Are My Problems Caused by Oversupply?

Kathleen Tackett's picture

QUESTION

Dear Lactation Consultant,
My son, Zak was born on 2/12/04 and has been exclusively breastfed since day 2 (he was given formula in the hospital against my wishes). I've been having some problems lately and don't know where to turn...I'm hoping this is it. Here's an explanation of what's been going on.

He's getting very fussy at the breast quite a few a times a day now -- crying, pulling himself off, and our nursing sessions last forever because I just don't know when he's full! I'm putting him to my breast constantly. Anyway, I went looking online and I saw an article on too much milk. Because of his symptoms and the fact that he gained 18 ounces in 9 days. I saw a picture of a woman who has milk squirting towards her baby from her breast and I do squirt, but it requires pressure on the breast (The picture doesn't show her applying pressure to make the milk squirt out). Could this be part of the problem?

I leak constantly. I also have pain for a few seconds during each feeding (from both breasts) and from my nipples, but those go away after he starts to eat. I'm becoming very discouraged. I almost want to give up because I'm becoming more sore again and my breasts leak constantly (even dripping on my foot when I'm standing up!). He's fussy after each feeding, so I don't know when to stop.

Here are his stats:

  • Birthdate: 2/12/04
  • Not premature, born at 38 weeks 3 days due to low platelets via c-section
  • Not first child. I have another that was born in 98. I tried nursing my first, but stopped at 3 weeks because of pain and bad advice.
  • Birthweight: 9 pounds, 6 ounces (when we left the hospital he was at 8 pounds, 7 ounces)
  • Weight as of 3/8/04: 10 pounds, 9 ounces
  • No formula, however he was given two bottles at birth because of an ignorant hospital staff.
  • He nurses every 2-2 &fract12; hours all day, every 3 at night. He nurses for about an hour on both sides.
  • Recently he's been nursing constantly.
  • He poops 1-2 times a day (2-3 substantial ones), and he's got a wet diaper every time he eats -- sometimes they're soaking. Poop is darker yellow (like dried mustard), seedy and contains curds. Urine has no color.
  • No diaper rash, just really pink -- looks irritated.
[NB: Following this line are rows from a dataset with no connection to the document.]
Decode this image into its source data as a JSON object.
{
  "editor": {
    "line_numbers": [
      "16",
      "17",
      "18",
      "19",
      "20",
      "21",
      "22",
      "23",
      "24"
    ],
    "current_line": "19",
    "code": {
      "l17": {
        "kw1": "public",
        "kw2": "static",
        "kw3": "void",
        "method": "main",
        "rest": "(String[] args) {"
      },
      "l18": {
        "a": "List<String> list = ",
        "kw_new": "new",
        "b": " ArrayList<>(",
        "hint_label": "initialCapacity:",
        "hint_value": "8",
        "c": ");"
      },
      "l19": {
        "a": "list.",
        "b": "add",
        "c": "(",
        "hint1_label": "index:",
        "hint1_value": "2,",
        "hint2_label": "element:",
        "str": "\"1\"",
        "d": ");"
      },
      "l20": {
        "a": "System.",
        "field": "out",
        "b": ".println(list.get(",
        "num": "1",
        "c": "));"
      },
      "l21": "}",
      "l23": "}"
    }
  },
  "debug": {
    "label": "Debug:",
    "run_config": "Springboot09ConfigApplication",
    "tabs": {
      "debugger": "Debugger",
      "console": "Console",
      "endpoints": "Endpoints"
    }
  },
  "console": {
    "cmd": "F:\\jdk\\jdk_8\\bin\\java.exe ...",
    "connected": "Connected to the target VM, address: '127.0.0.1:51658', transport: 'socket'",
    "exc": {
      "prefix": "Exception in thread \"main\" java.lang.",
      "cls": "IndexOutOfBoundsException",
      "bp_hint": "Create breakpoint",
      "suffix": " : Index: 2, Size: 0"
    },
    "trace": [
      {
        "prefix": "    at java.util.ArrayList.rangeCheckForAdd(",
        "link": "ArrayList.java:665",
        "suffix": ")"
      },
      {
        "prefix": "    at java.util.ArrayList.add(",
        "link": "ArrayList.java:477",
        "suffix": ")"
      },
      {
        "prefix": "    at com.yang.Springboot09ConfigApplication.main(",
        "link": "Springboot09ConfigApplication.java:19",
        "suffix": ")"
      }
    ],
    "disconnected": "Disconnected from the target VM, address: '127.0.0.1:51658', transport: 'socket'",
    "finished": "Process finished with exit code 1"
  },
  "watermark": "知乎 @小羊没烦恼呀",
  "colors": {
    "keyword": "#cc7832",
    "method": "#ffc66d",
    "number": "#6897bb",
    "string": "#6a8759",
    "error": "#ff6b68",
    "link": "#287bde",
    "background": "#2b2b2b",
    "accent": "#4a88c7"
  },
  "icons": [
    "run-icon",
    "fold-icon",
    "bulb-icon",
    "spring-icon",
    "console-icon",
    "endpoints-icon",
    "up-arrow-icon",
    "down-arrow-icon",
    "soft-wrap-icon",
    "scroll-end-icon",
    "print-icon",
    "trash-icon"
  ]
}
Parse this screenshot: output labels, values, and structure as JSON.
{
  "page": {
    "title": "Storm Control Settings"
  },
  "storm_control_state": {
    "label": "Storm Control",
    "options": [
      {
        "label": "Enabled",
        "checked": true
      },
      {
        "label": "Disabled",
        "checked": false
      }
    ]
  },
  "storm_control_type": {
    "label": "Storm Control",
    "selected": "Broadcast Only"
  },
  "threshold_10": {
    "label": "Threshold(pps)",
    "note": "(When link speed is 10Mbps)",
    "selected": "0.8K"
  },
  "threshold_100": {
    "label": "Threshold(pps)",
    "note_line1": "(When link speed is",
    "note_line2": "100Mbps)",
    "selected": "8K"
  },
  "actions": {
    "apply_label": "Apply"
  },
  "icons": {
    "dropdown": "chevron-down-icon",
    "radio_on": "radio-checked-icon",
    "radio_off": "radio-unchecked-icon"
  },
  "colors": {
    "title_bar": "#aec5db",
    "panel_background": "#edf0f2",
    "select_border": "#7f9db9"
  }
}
He arches his back and pulls my nipple with him, which is very painful. He acts fussy sometimes right at the end of each breast so I always offer him the other breast. Recently, though, he's been crying while on (usually) the second breast. I can hear him swallowing, sometimes gulping. He's very gassy, and he does spit up often too. I burp him every time he comes off the breast, and usually, can produce one each time. Thank you!

Marki

ANSWER

Hi Marki,

It does sound like you have an oversupply problem based on what you are describing. In fact, it's a textbook description. This is a very frustrating situation for both you and your baby, but the good news is that it is something that should resolve itself over time. Generally, oversupply problems are improving by 6 weeks, and should be pretty much under control by 3 months.

In the meantime, I would refer you back to the article for more advice on how to encourage your milk supply to "settle down" to the point where you are making enough milk for your baby, but not too much. Offering one breast at a feeding is usually the first step in this process. If he fusses after he has been on the breast for less than 15 minutes, try putting him back on the same breast again if it has been less than 2 hours since the last feeding.I would really be surprised if he is still hungry after emptying one breast, although he may be fussy and just want to suck. You could also try offering him a pacifier if he still seems antsy after finishing one breast. Sometimes babies just want to suck for comfort after their tummies are full, and they get angry when you offer them the breast, but will settle right down with a pacifier.

The leaking should also lessen with time, with most nursing moms noticing a marked decrease after the first six weeks of breastfeeding. There are exceptions to every rule, however, and if your milk continues to leak to the point where it is a real inconvenience, you might want to try BLIS (Breastmilk Leakage Inhibitor System). It's not very expensive, and works great for many moms who experience long term problems with leaking. There is information about BLIS on my website if you want to find out more about it.

Try to hang in there! I work with so many moms who are struggling to produce enough milk for their babies that it seems like such a shame for a mother to wean because she has too much milk, especially since the problem will lessen over time if you can just make it a while longer.